Lockheed to furlough about 3,000 employees
Lockheed Martin Corp. announced Friday that about 3,000 employees will be furloughed starting Monday because of the government shutdown — a symptom of what some economists fear may be the negative downstream effect on the private sector.
As the largest U.S. government contractor, Lockheed expects the number of affected employees to rise each week as the shutdown continues. It is still unclear whether the furloughs will affect the company’s Colorado employees.

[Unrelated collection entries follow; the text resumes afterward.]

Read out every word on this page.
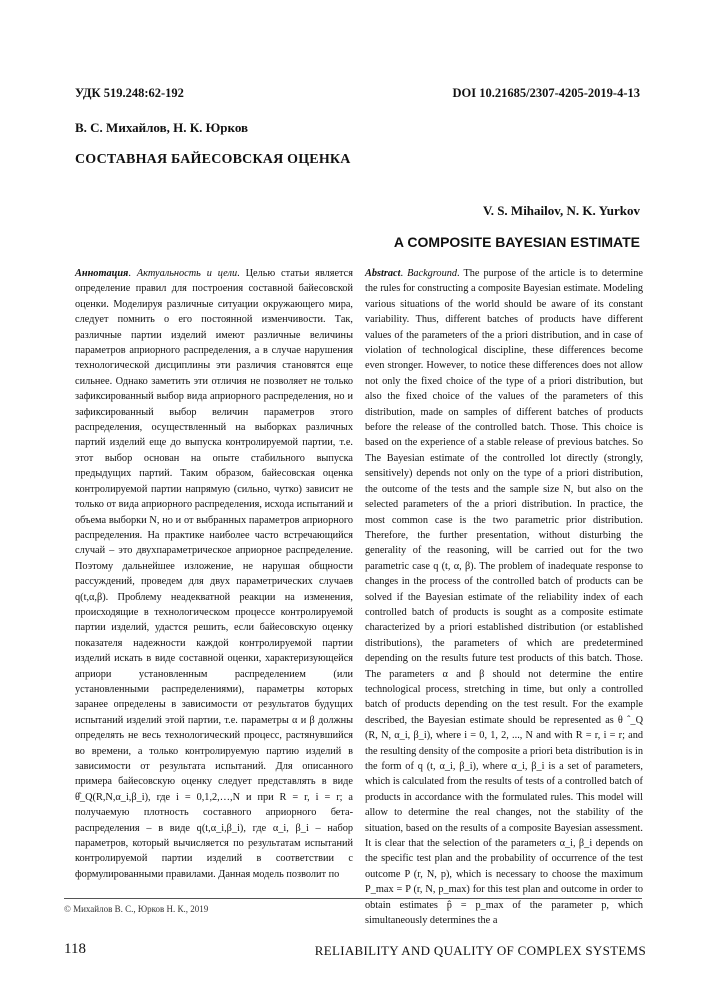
УДК 519.248:62-192	DOI 10.21685/2307-4205-2019-4-13
В. С. Михайлов, Н. К. Юрков
СОСТАВНАЯ БАЙЕСОВСКАЯ ОЦЕНКА
V. S. Mihailov, N. K. Yurkov
A COMPOSITE BAYESIAN ESTIMATE

Аннотация. Актуальность и цели. Целью статьи является определение правил для построения составной байесовской оценки. Моделируя различные ситуации окружающего мира, следует помнить о его постоянной изменчивости. Так, различные партии изделий имеют различные величины параметров априорного распределения, а в случае нарушения технологической дисциплины эти различия становятся еще сильнее. Однако заметить эти отличия не позволяет не только зафиксированный выбор вида априорного распределения, но и зафиксированный выбор величин параметров этого распределения, осуществленный на выборках различных партий изделий еще до выпуска контролируемой партии, т.е. этот выбор основан на опыте стабильного выпуска предыдущих партий. Таким образом, байесовская оценка контролируемой партии напрямую (сильно, чутко) зависит не только от вида априорного распределения, исхода испытаний и объема выборки N, но и от выбранных параметров априорного распределения. На практике наиболее часто встречающийся случай – это двухпараметрическое априорное распределение. Поэтому дальнейшее изложение, не нарушая общности рассуждений, проведем для двух параметрических случаев q(t,α,β). Проблему неадекватной реакции на изменения, происходящие в технологическом процессе контролируемой партии изделий, удастся решить, если байесовскую оценку показателя надежности каждой контролируемой партии изделий искать в виде составной оценки, характеризующейся априори установленным распределением (или установленными распределениями), параметры которых заранее определены в зависимости от результатов будущих испытаний изделий этой партии, т.е. параметры α и β должны определять не весь технологический процесс, растянувшийся во времени, а только контролируемую партию изделий в зависимости от результата испытаний. Для описанного примера байесовскую оценку следует представлять в виде θ̂_Q(R,N,α_i,β_i), где i = 0,1,2,…,N и при R = r, i = r; а получаемую плотность составного априорного бета-распределения – в виде q(t,α_i,β_i), где α_i, β_i – набор параметров, который вычисляется по результатам испытаний контролируемой партии изделий в соответствии с формулированными правилами. Данная модель позволит по

Abstract. Background. The purpose of the article is to determine the rules for constructing a composite Bayesian estimate. Modeling various situations of the world should be aware of its constant variability. Thus, different batches of products have different values of the parameters of the a priori distribution, and in case of violation of technological discipline, these differences become even stronger. However, to notice these differences does not allow not only the fixed choice of the type of a priori distribution, but also the fixed choice of the values of the parameters of this distribution, made on samples of different batches of products before the release of the controlled batch. Those. This choice is based on the experience of a stable release of previous batches. So The Bayesian estimate of the controlled lot directly (strongly, sensitively) depends not only on the type of a priori distribution, the outcome of the tests and the sample size N, but also on the selected parameters of the a priori distribution. In practice, the most common case is the two parametric prior distribution. Therefore, the further presentation, without disturbing the generality of the reasoning, will be carried out for the two parametric case q (t, α, β). The problem of inadequate response to changes in the process of the controlled batch of products can be solved if the Bayesian estimate of the reliability index of each controlled batch of products is sought as a composite estimate characterized by a priori established distribution (or established distributions), the parameters of which are predetermined depending on the results future test products of this batch. Those. The parameters α and β should not determine the entire technological process, stretching in time, but only a controlled batch of products depending on the test result. For the example described, the Bayesian estimate should be represented as θ ˆ_Q (R, N, α_i, β_i), where i = 0, 1, 2, ..., N and with R = r, i = r; and the resulting density of the composite a priori beta distribution is in the form of q (t, α_i, β_i), where α_i, β_i is a set of parameters, which is calculated from the results of tests of a controlled batch of products in accordance with the formulated rules. This model will allow to determine the real changes, not the stability of the situation, based on the results of a composite Bayesian assessment. It is clear that the selection of the parameters α_i, β_i depends on the specific test plan and the probability of occurrence of the test outcome P (r, N, p), which is necessary to choose the maximum P_max = P (r, N, p_max) for this test plan and outcome in order to obtain estimates p̂ = p_max of the parameter p, which simultaneously determines the a

© Михайлов В. С., Юрков Н. К., 2019
118	RELIABILITY AND QUALITY OF COMPLEX SYSTEMS
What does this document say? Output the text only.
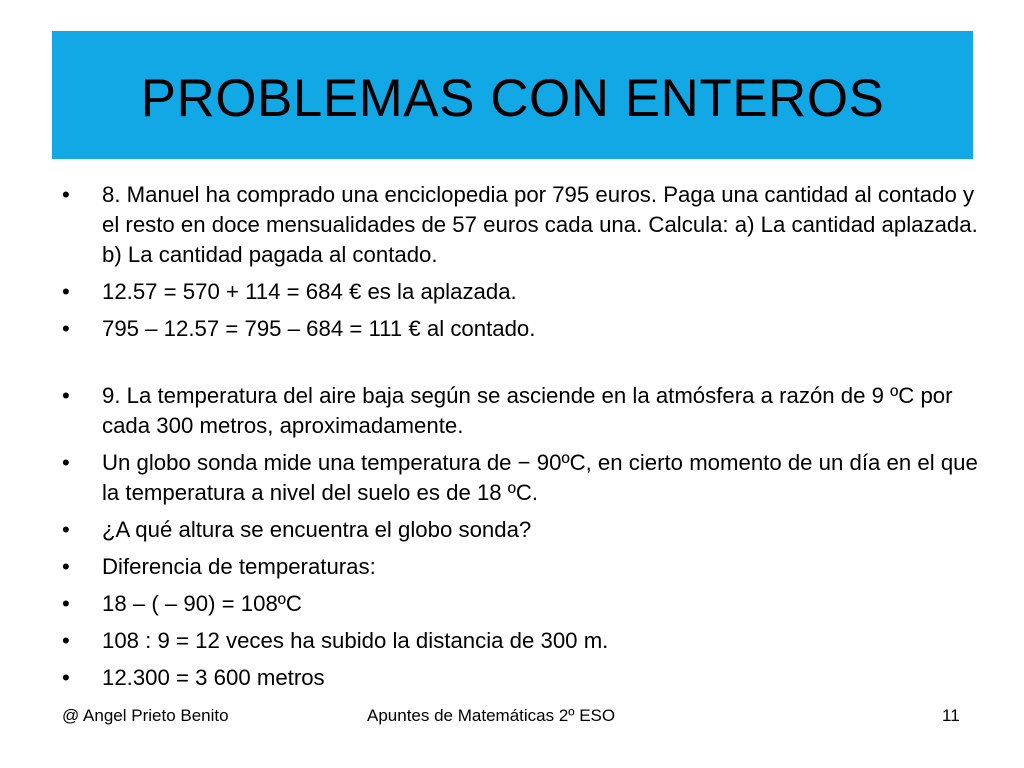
PROBLEMAS CON ENTEROS
• 8. Manuel ha comprado una enciclopedia por 795 euros. Paga una cantidad al contado y el resto en doce mensualidades de 57 euros cada una. Calcula: a) La cantidad aplazada. b) La cantidad pagada al contado.
• 12.57 = 570 + 114 = 684 € es la aplazada.
• 795 – 12.57 = 795 – 684 = 111 € al contado.
• 9. La temperatura del aire baja según se asciende en la atmósfera a razón de 9 ºC por cada 300 metros, aproximadamente.
• Un globo sonda mide una temperatura de − 90ºC, en cierto momento de un día en el que la temperatura a nivel del suelo es de 18 ºC.
• ¿A qué altura se encuentra el globo sonda?
• Diferencia de temperaturas:
• 18 – ( – 90) = 108ºC
• 108 : 9 = 12 veces ha subido la distancia de 300 m.
• 12.300 = 3 600 metros
@ Angel Prieto Benito	Apuntes de Matemáticas 2º ESO	11
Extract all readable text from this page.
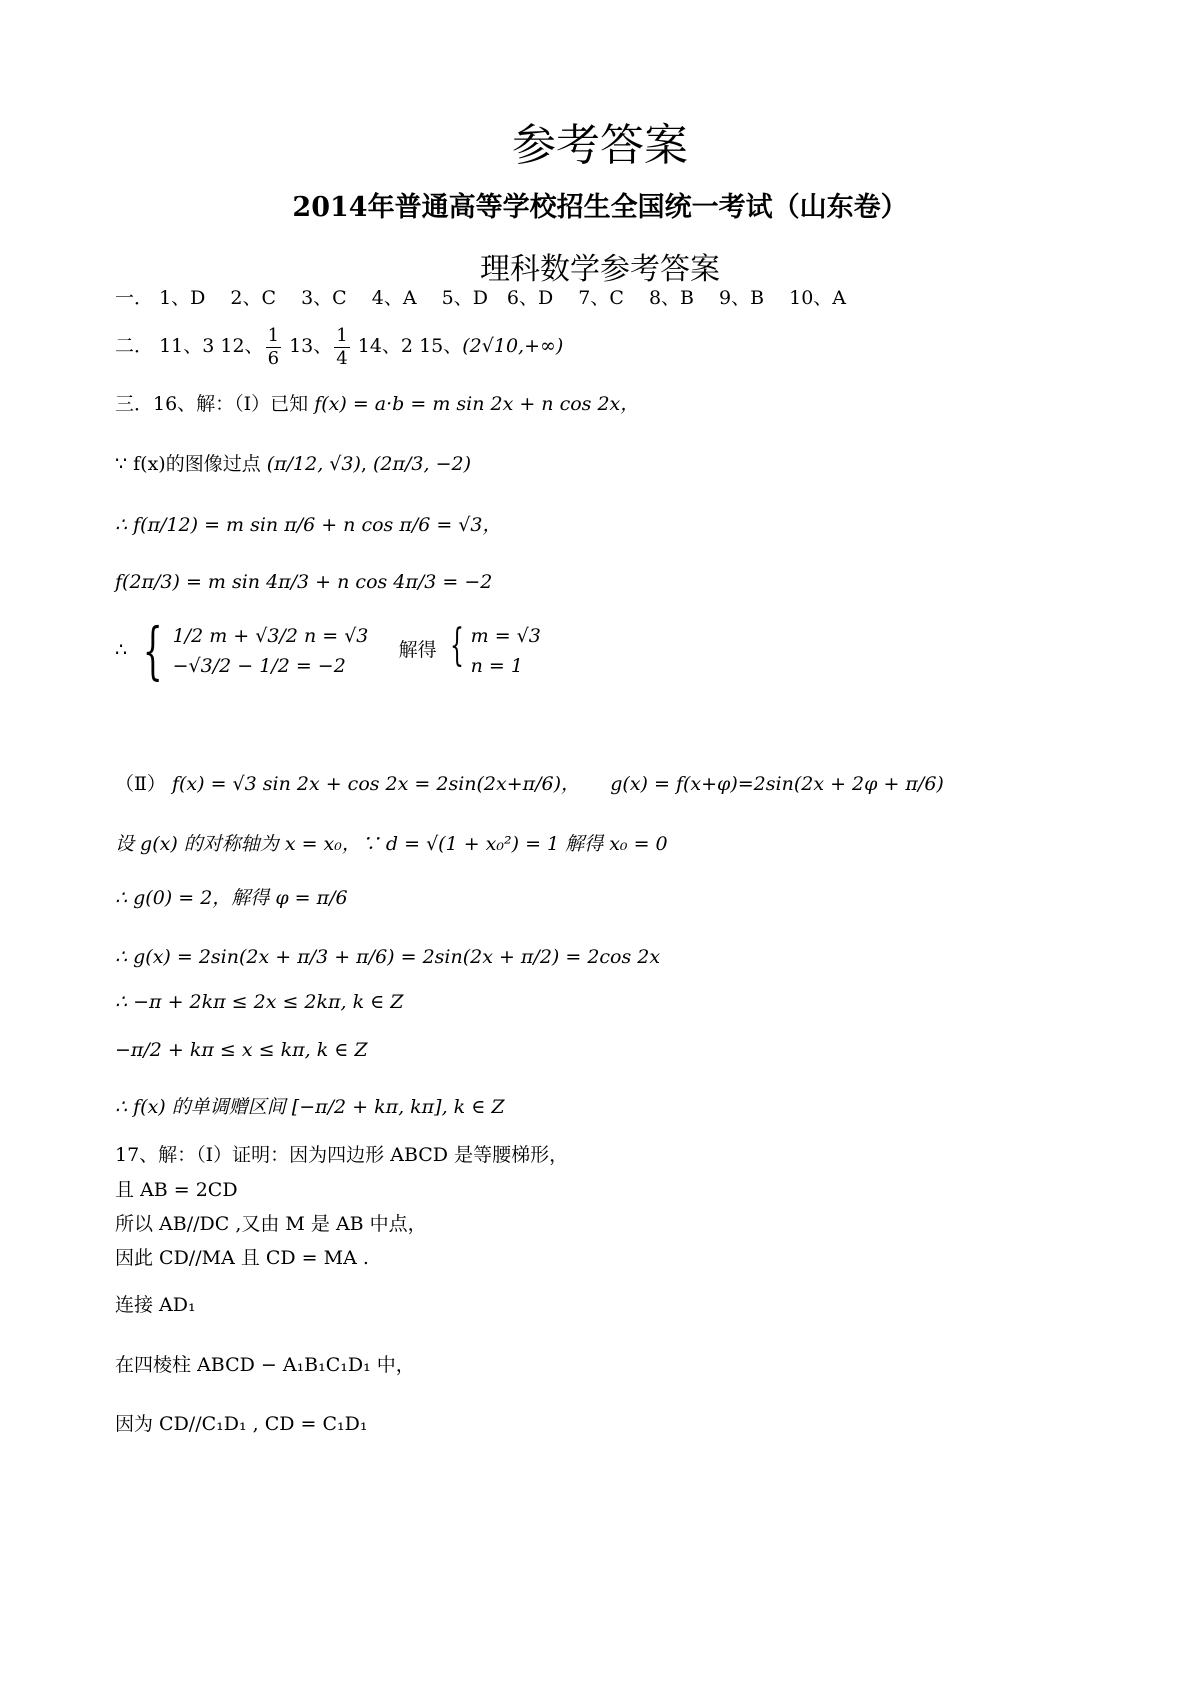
参考答案
2014年普通高等学校招生全国统一考试（山东卷）
理科数学参考答案
一． 1、D　 2、C　 3、C　 4、A　 5、D　6、D　 7、C　 8、B　 9、B　 10、A
二． 11、3 12、 $\frac{1}{6} 13$、 $\frac{1}{4} 14$、2 15、(2√10,+∞)
三．16、解：（Ⅰ）已知 f(x) = a·b = m sin 2x + n cos 2x，
∵ f(x)的图像过点 (π/12, √3), (2π/3, −2)
∴ f(π/12) = m sin π/6 + n cos π/6 = √3，
f(2π/3) = m sin 4π/3 + n cos 4π/3 = −2
∴ { 1/2 m + √3/2 n = √3
−√3/2 − 1/2 = −2
解得 { m = √3
n = 1
（Ⅱ） f(x) = √3 sin 2x + cos 2x = 2sin(2x+π/6)， g(x) = f(x+φ)=2sin(2x + 2φ + π/6)
设 g(x) 的对称轴为 x = x₀，∵ d = √(1 + x₀²) = 1 解得 x₀ = 0
∴ g(0) = 2，解得 φ = π/6
∴ g(x) = 2sin(2x + π/3 + π/6) = 2sin(2x + π/2) = 2cos 2x
∴ −π + 2kπ ≤ 2x ≤ 2kπ, k ∈ Z
−π/2 + kπ ≤ x ≤ kπ, k ∈ Z
∴ f(x) 的单调赠区间 [−π/2 + kπ, kπ], k ∈ Z
17、解：（Ⅰ）证明：因为四边形 ABCD 是等腰梯形，
且 AB = 2CD
所以 AB//DC ,又由 M 是 AB 中点，
因此 CD//MA 且 CD = MA .
连接 AD₁
在四棱柱 ABCD − A₁B₁C₁D₁ 中，
因为 CD//C₁D₁ , CD = C₁D₁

“Today’s announcement affects all our business areas across the country. We remain in discussions with our customers to assess individual program impacts,” Gordon Johndroe, Lockheed spokesman, said in a statement. “This is an ongoing situation, and it’s premature to saywhere the immediate effects are right now.”
Lockheed has facilities in several locations along the Front Range.
Affected employees include thosewho work at shuttered government facilities, those whose work requires government inspection and employees doing work that has received a stop-work order.
This, says economist Patty Silverstein, will continue to ripple across sectors.
“Certainly any of those contractors that have federal government contracts are at risk — and it is not just our defense-related ones. It is everything,” said Silverstein, president of Development Research Partners. “It can hit at all different industry groups, occupation groups and wage levels.”
It runs the gamut of private services, she said, such as the janitorial companies that clean the federal facilities.